An interesting aspect of the CI Model is its omission of syntactic influences, an omission that Kintsch acknowledged. Indeed, this is true for nearly all models of text comprehension, which ignore the parsing processes (influenced by both syntactic knowledge and semantic context) that configure words into hierarchical structures associated with meaning relations (propositions). This omission is largely due to the specialized scientific communities across levels of reading: Word processing, sentence processing, and text processing are areas of research with little overlap either in research goals or researchers. This may not be a problem for a theory of text comprehension. The propositions that are the units of meaning can be assumed rather than computed from sentences, that is, we assume that cognitive operations (parsing) on word strings have resulted in the meaning units that are input to a text processing model. On another view, one can ask where propositions come from (Perfetti & Britt, Citation1995), with the answer to this question being part of a comprehensive theory of comprehension.

A thought about the future as now

The future is always one step ahead of our attempts to characterize it. For text researchers, the future, which is already present, includes the promise of new tools to study comprehension and production of language. The most compelling of these are the opportunities and challenges associated with the power of large language models and generative artificial intelligence. These models provide an opportunity for applications to research on basic issues of incremental comprehension. Their applicability reflects the research perspectives provided by Walter Kintsch’s work on text comprehension. For example, one consequence of treating comprehension as incrementally constructed from reading words and phrases is that research methods that can assess the reading of every word in a text become important. At the experimental level, eye tracking and event-related potentials have long provided the kind of word-by word data needed for tracking incremental processes. Now these experimental tools (and others) can be enhanced by knowledge-related data provided by large language models.

Large language models come into this picture in several ways. First, they provide statistical data based on large corpora, so that the surprisal of a word (the inverse of predictability) in a given text is measured reliably and probably more meaningfully than experimental norming. Because they also allow the measurement of meaning similarity among words in a sentence, the models provide statistical data that are differentially related to the construction phase (word meaning associations) and the integration phase (surprisal) of the CI Model.

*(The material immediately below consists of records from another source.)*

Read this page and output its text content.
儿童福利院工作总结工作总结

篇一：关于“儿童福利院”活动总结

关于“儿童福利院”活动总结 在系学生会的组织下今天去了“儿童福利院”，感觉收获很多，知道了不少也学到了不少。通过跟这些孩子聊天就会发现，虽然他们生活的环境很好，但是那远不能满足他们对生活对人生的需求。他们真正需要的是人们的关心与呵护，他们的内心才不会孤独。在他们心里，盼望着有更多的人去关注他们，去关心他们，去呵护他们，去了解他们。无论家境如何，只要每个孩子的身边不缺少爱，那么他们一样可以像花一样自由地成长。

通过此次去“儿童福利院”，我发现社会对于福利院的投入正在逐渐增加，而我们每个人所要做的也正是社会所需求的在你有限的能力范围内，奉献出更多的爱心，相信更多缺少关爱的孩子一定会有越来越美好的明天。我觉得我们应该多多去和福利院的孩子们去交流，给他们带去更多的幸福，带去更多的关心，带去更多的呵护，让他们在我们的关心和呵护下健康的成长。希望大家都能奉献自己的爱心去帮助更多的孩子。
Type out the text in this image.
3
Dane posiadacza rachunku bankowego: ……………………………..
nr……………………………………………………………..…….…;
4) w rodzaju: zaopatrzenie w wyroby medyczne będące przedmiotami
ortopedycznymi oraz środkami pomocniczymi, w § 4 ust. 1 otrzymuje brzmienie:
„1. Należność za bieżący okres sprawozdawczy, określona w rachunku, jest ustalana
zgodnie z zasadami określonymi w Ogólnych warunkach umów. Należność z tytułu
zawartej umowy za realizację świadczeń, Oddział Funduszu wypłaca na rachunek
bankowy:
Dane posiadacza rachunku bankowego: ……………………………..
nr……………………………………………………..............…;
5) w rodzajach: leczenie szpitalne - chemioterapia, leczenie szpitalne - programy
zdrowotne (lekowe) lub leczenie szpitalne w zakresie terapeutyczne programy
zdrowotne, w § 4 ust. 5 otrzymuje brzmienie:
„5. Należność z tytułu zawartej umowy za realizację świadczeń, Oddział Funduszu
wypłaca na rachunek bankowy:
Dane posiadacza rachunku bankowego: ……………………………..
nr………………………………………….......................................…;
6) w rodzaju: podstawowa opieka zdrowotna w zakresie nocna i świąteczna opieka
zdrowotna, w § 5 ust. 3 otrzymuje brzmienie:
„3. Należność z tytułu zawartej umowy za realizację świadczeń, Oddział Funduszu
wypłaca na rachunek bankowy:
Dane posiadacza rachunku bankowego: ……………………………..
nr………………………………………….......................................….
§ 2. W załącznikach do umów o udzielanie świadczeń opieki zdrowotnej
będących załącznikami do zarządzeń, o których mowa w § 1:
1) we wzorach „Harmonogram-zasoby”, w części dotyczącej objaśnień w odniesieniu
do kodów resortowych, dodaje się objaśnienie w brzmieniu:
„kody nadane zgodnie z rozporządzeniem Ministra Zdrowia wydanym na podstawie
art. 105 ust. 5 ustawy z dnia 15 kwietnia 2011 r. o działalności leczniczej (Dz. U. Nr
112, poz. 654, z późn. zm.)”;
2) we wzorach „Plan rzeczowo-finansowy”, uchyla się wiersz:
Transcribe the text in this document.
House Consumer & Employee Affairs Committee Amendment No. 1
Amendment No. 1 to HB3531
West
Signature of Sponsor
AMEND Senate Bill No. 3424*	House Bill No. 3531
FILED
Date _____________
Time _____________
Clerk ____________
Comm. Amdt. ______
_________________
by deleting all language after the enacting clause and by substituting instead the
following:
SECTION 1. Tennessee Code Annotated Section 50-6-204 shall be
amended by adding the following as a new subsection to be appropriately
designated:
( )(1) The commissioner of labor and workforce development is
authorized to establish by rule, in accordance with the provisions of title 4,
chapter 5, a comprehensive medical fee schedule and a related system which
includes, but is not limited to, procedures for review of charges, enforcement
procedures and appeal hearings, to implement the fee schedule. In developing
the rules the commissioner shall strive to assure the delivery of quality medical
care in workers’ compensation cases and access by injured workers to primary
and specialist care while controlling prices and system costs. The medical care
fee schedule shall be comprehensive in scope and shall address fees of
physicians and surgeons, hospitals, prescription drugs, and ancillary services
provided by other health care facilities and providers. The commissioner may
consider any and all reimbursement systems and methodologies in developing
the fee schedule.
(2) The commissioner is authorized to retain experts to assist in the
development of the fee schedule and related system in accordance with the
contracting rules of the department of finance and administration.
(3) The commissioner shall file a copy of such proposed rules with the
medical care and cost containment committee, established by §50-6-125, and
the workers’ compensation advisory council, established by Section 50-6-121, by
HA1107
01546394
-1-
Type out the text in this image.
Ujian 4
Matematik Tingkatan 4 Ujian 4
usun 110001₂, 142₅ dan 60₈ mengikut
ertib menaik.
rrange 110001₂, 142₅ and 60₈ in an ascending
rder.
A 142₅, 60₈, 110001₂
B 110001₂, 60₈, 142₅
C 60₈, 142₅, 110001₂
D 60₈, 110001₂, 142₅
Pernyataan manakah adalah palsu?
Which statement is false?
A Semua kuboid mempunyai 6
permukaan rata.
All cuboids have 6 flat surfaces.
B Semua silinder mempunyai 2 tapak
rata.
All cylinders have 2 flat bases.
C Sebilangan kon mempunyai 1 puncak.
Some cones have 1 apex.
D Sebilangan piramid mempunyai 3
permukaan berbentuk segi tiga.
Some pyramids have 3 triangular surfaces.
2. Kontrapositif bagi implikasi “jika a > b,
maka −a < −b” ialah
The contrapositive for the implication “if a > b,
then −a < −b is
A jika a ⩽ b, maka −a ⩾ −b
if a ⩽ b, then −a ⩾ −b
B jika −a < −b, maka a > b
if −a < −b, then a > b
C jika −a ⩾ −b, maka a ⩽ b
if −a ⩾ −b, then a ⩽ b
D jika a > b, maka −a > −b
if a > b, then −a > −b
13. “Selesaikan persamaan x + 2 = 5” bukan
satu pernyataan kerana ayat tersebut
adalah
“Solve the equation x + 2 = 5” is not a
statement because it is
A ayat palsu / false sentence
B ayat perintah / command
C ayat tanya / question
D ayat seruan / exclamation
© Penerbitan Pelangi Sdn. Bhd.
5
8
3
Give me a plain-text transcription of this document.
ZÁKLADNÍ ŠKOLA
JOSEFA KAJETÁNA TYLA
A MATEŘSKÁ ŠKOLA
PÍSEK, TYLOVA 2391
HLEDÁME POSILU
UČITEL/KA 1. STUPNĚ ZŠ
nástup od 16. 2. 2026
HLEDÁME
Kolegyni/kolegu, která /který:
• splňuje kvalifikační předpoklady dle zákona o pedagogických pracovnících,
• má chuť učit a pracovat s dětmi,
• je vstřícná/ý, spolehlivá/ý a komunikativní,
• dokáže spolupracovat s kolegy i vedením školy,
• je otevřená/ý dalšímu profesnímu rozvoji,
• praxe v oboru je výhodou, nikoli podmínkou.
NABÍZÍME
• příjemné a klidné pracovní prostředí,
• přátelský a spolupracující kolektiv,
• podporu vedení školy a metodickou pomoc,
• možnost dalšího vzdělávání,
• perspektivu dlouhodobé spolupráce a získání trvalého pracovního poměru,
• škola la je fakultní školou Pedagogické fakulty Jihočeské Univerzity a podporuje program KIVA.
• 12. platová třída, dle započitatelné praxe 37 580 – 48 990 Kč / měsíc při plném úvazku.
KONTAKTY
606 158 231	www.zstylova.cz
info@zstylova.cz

Second, they allow researchers to compare different large language models on behavioral, eye tracking or event-related potential data. The models have different architectures and different inferable links to cognitive processes. The third follows from the second and is the most intriguing. Because the models have different architectures and different links to cognitive processes, there exists the potential to use the relative success of different models to inform ideas and stimulate research about how humans comprehend texts.

Disclosure statement

No potential conflict of interest was reported by the author(s).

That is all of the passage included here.